# Frequentist vs Bayesianism part 2
Jake VanderPlas

http://jakevdp.github.io/blog/2014/06/06/frequentism-and-bayesianism-2-when-results-differ/

In [None]:
try:
    import numpy as np, pandas as pd, matplotlib.pyplot as plt, emcee
except:
    ! conda install -y emcee
    import numpy as np, pandas as pd, matplotlib.pyplot as plt, emcee

## Example 1

In [None]:
def report(method, p):
    print(f"{method} Probability of Bob Winning: {p*100:.0f}% or {(1-p)/p:.0f} to 1 against")

In [None]:
method = "Naïve Frequentist"
p_hat = 5. / 8.
freq_prob = (1 - p_hat) ** 3
report(method, freq_prob)
# print(f"{method} Probability of Bob Winning: {p:.2f} or {(1-p)/p:.0f} to 1 against")

In [None]:
method = "Closed-Form Bayesian"
from scipy.special import beta
bayes_prob = beta(6 + 1, 5 + 1) / beta(3 + 1, 5 + 1)
report(method, bayes_prob)

In [None]:
method = "Simulation"
rng = np.random.default_rng(0)

# play 100000 games with randomly-drawn p, between 0 and 1
p = rng.uniform(0, 1, 100000)

# each game needs at most 11 rolls for one player to reach 6 wins
rolls = rng.uniform(0, 1, (11, len(p)))

# count the cumulative wins for Alice and Bob at each roll
Alice_count = np.cumsum(rolls < p, 0)
Bob_count = np.cumsum(rolls >= p, 0)

# sanity check: total number of wins should equal number of rolls
total_wins = Alice_count + Bob_count
assert np.all(total_wins.T == np.arange(1, 12))
print("(Sanity check passed)")

# determine number of games which meet our criterion of (A wins, B wins)=(5, 3)
# this means Bob's win count at eight rolls must equal 3
good_games = Bob_count[7] == 3
print("Number of suitable games: {0}".format(good_games.sum()))
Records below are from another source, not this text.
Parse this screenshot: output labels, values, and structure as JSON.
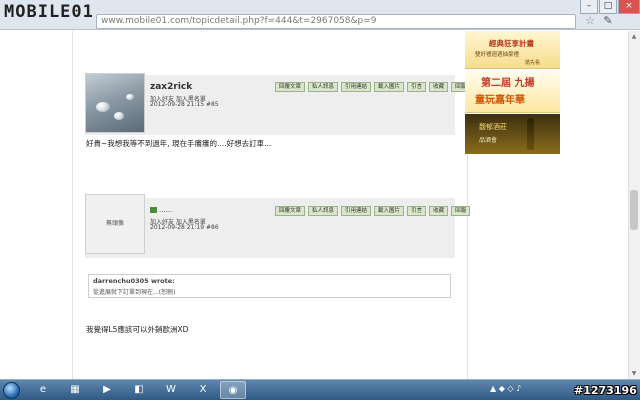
{
  "browser": {
    "watermark": "MOBILE01",
    "url": "www.mobile01.com/topicdetail.php?f=444&t=2967058&p=9",
    "win_minimize": "–",
    "win_maximize": "□",
    "win_close": "×"
  },
  "post1": {
    "username": "zax2rick",
    "links": "加入好友  加入黑名單",
    "datetime": "2012-09-28 21:15 #85",
    "buttons": [
      "回覆文章",
      "私人訊息",
      "引用連結",
      "載入圖片",
      "引言",
      "收藏",
      "回報"
    ],
    "body": "好貴~我想我等不到過年, 現在手癢癢的....好想去訂車..."
  },
  "post2": {
    "avatar_text": "無頭像",
    "username": "......",
    "links": "加入好友  加入黑名單",
    "datetime": "2012-09-28 21:19 #86",
    "buttons": [
      "回覆文章",
      "私人訊息",
      "引用連結",
      "載入圖片",
      "引言",
      "收藏",
      "回報"
    ],
    "quote_author": "darrenchu0305 wrote:",
    "quote_text": "從進展就下訂單到現在...(恕刪)",
    "body": "我覺得L5應該可以外銷歐洲XD"
  },
  "ads": {
    "ad1_line1": "經典狂享計畫",
    "ad1_line2": "雙好禮週週抽豪禮",
    "ad1_line3": "搶先看",
    "ad2_line1": "第二屆 九揚",
    "ad2_line2": "童玩嘉年華",
    "ad3_line1": "馥郁酒莊",
    "ad3_line2": "品酒會"
  },
  "taskbar": {
    "stamp": "#1273196"
  }
}
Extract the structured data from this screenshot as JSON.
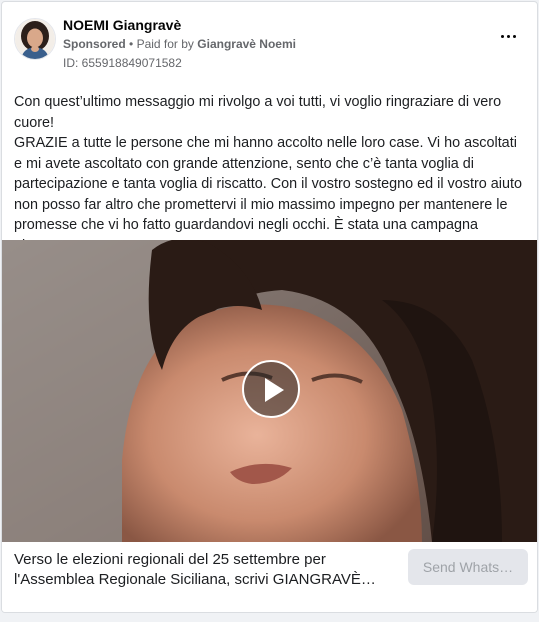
{
  "ad": {
    "page_name": "NOEMI Giangravè",
    "sponsored_label": "Sponsored",
    "separator": "•",
    "paid_for_text": "Paid for by",
    "payer": "Giangravè Noemi",
    "ad_id": "ID: 655918849071582",
    "body": "Con quest’ultimo messaggio mi rivolgo a voi tutti, vi voglio ringraziare di vero cuore!\nGRAZIE a tutte le persone che mi hanno accolto nelle loro case. Vi ho ascoltati e mi avete ascoltato con grande attenzione, sento che c’è tanta voglia di partecipazione e tanta voglia di riscatto. Con il vostro sostegno ed il vostro aiuto non posso far altro che promettervi il mio massimo impegno per mantenere le promesse che vi ho fatto guardandovi negli occhi. È stata una campagna elettora…",
    "link_caption_line1": "Verso le elezioni regionali del 25 settembre per",
    "link_caption_line2": "l'Assemblea Regionale Siciliana, scrivi GIANGRAVÈ…",
    "cta_label": "Send Whats…"
  },
  "icons": {
    "more": "more-options-icon",
    "play": "play-icon"
  },
  "colors": {
    "name": "#050505",
    "secondary_text": "#65676b",
    "body_text": "#1c1e21",
    "cta_bg": "#e4e6eb",
    "cta_text": "#9fa3a8"
  }
}
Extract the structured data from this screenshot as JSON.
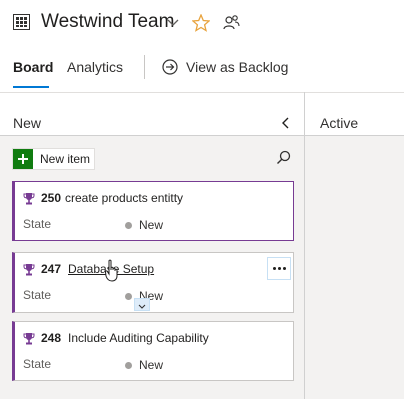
{
  "header": {
    "team_name": "Westwind Team",
    "tabs": [
      {
        "label": "Board",
        "selected": true
      },
      {
        "label": "Analytics",
        "selected": false
      }
    ],
    "view_as_backlog_label": "View as Backlog"
  },
  "columns": [
    {
      "title": "New"
    },
    {
      "title": "Active"
    }
  ],
  "new_item_label": "New item",
  "cards": [
    {
      "id": "250",
      "title": "create products entitty",
      "state_label": "State",
      "state_value": "New"
    },
    {
      "id": "247",
      "title": "Database Setup",
      "state_label": "State",
      "state_value": "New"
    },
    {
      "id": "248",
      "title": "Include Auditing Capability",
      "state_label": "State",
      "state_value": "New"
    }
  ],
  "colors": {
    "accent": "#0078d4",
    "work_item_type": "#773b93",
    "new_item_green": "#107c10",
    "state_new_dot": "#a19f9d",
    "favorite_star": "#e8a33d"
  },
  "icons": [
    "team-icon",
    "chevron-down-icon",
    "star-icon",
    "team-members-icon",
    "arrow-circle-right-icon",
    "chevron-left-icon",
    "plus-icon",
    "search-icon",
    "trophy-icon",
    "more-icon",
    "chevron-down-small-icon",
    "hand-cursor-icon"
  ]
}
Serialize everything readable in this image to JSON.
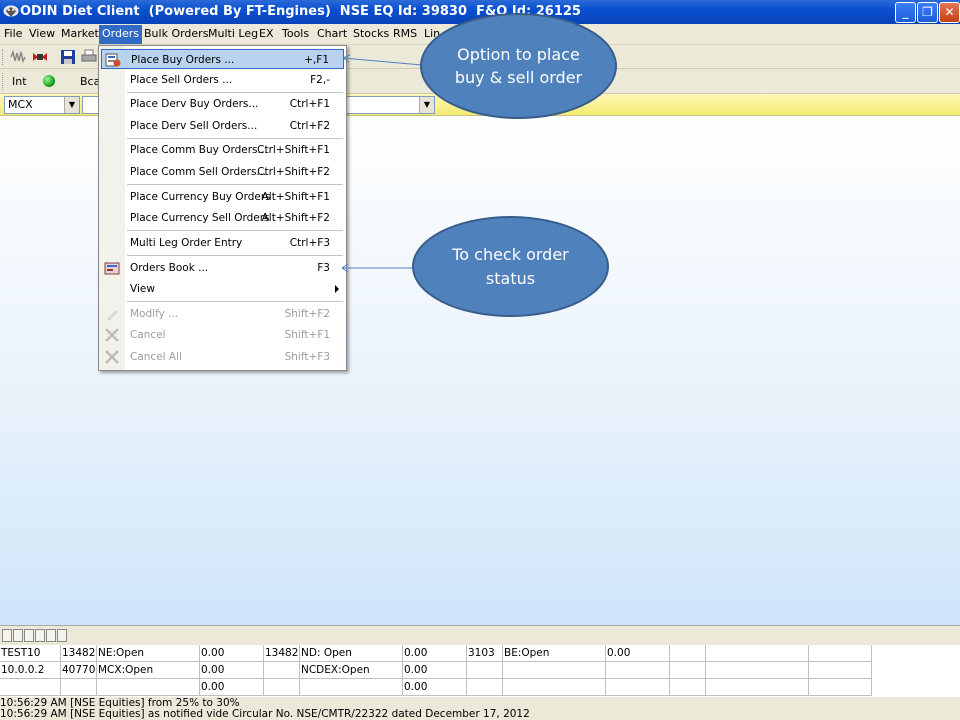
{
  "window": {
    "title": "ODIN Diet Client  (Powered By FT-Engines)  NSE EQ Id: 39830  F&O Id: 26125",
    "min_glyph": "_",
    "max_glyph": "❐",
    "close_glyph": "✕"
  },
  "menubar": {
    "items": [
      "File",
      "View",
      "Market",
      "Orders",
      "Bulk Orders",
      "Multi Leg",
      "EX",
      "Tools",
      "Chart",
      "Stocks",
      "RMS",
      "Lin"
    ],
    "active": "Orders"
  },
  "toolbar2": {
    "int_label": "Int",
    "bca_label": "Bca"
  },
  "filterbar": {
    "exchange_value": "MCX",
    "combo_arrow": "▼"
  },
  "orders_menu": {
    "items": [
      {
        "label": "Place Buy Orders ...",
        "shortcut": "+,F1",
        "icon": "buy-order-icon",
        "highlighted": true
      },
      {
        "label": "Place Sell Orders ...",
        "shortcut": "F2,-"
      },
      {
        "label": "Place Derv Buy Orders...",
        "shortcut": "Ctrl+F1"
      },
      {
        "label": "Place Derv Sell Orders...",
        "shortcut": "Ctrl+F2"
      },
      {
        "label": "Place Comm Buy Orders...",
        "shortcut": "Ctrl+Shift+F1"
      },
      {
        "label": "Place Comm Sell Orders...",
        "shortcut": "Ctrl+Shift+F2"
      },
      {
        "label": "Place Currency Buy Orders",
        "shortcut": "Alt+Shift+F1"
      },
      {
        "label": "Place Currency Sell Orders",
        "shortcut": "Alt+Shift+F2"
      },
      {
        "label": "Multi Leg Order Entry",
        "shortcut": "Ctrl+F3"
      },
      {
        "label": "Orders Book ...",
        "shortcut": "F3",
        "icon": "orders-book-icon"
      },
      {
        "label": "View",
        "shortcut": ""
      },
      {
        "label": "Modify ...",
        "shortcut": "Shift+F2",
        "disabled": true
      },
      {
        "label": "Cancel",
        "shortcut": "Shift+F1",
        "disabled": true
      },
      {
        "label": "Cancel All",
        "shortcut": "Shift+F3",
        "disabled": true
      }
    ]
  },
  "callouts": {
    "buy_sell": "Option to place buy & sell order",
    "order_status": "To check order status"
  },
  "status_grid": {
    "rows": [
      [
        "TEST10",
        "13482",
        "NE:Open",
        "0.00",
        "13482",
        "ND: Open",
        "0.00",
        "3103",
        "BE:Open",
        "0.00",
        "",
        "",
        ""
      ],
      [
        "10.0.0.2",
        "40770",
        "MCX:Open",
        "0.00",
        "",
        "NCDEX:Open",
        "0.00",
        "",
        "",
        "",
        "",
        "",
        ""
      ],
      [
        "",
        "",
        "",
        "0.00",
        "",
        "",
        "0.00",
        "",
        "",
        "",
        "",
        "",
        ""
      ]
    ]
  },
  "messages": [
    "10:56:29 AM [NSE Equities] from 25% to 30%",
    "10:56:29 AM [NSE Equities] as notified vide Circular No. NSE/CMTR/22322 dated December 17, 2012"
  ]
}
# truncate our results to consider only these games
Alice_count = Alice_count[:, good_games]
Bob_count = Bob_count[:, good_games]

# determine which of these games Bob won.
# to win, he must reach six wins after 11 rolls.
bob_won = np.sum(Bob_count[10] == 6)
print("Number of these games Bob won: {0}".format(bob_won.sum()))

# compute the probability
sim_prob = bob_won.sum() * 1. / good_games.sum()

report(method, sim_prob)

## Example 2

In [None]:
x = np.array([ 0,  3,  9, 14, 15, 19, 20, 21, 30, 35,
              40, 41, 42, 43, 54, 56, 67, 69, 72, 88])
y = np.array([33, 68, 34, 34, 37, 71, 37, 44, 48, 49,
              53, 49, 50, 48, 56, 60, 61, 63, 44, 71])
e = np.array([ 3.6, 3.9, 2.6, 3.4, 3.8, 3.8, 2.2, 2.1, 2.3, 3.8,
               2.2, 2.8, 3.9, 3.1, 3.4, 2.6, 3.4, 3.7, 2.0, 3.5])
plt.errorbar(x, y, e, fmt='.k', ecolor='gray');

In [None]:
from scipy import optimize
from functools import partial

def f(theta, x=x):
    return theta[0] + theta[1] * x

def squared_loss(theta):
    dy = y - f(theta)
    return (0.5 * (dy / e) ** 2).sum()

def huber_loss(theta, c=3):
    dy = y - f(theta)
    return ((abs(dy) <  c) * (0.5 * dy ** 2) +
            (abs(dy) >= c) * (0.5 * c - abs(dy)) * -c
           ).sum()

def fit(loss):
    return optimize.fmin(loss, thetas['init'], disp=False)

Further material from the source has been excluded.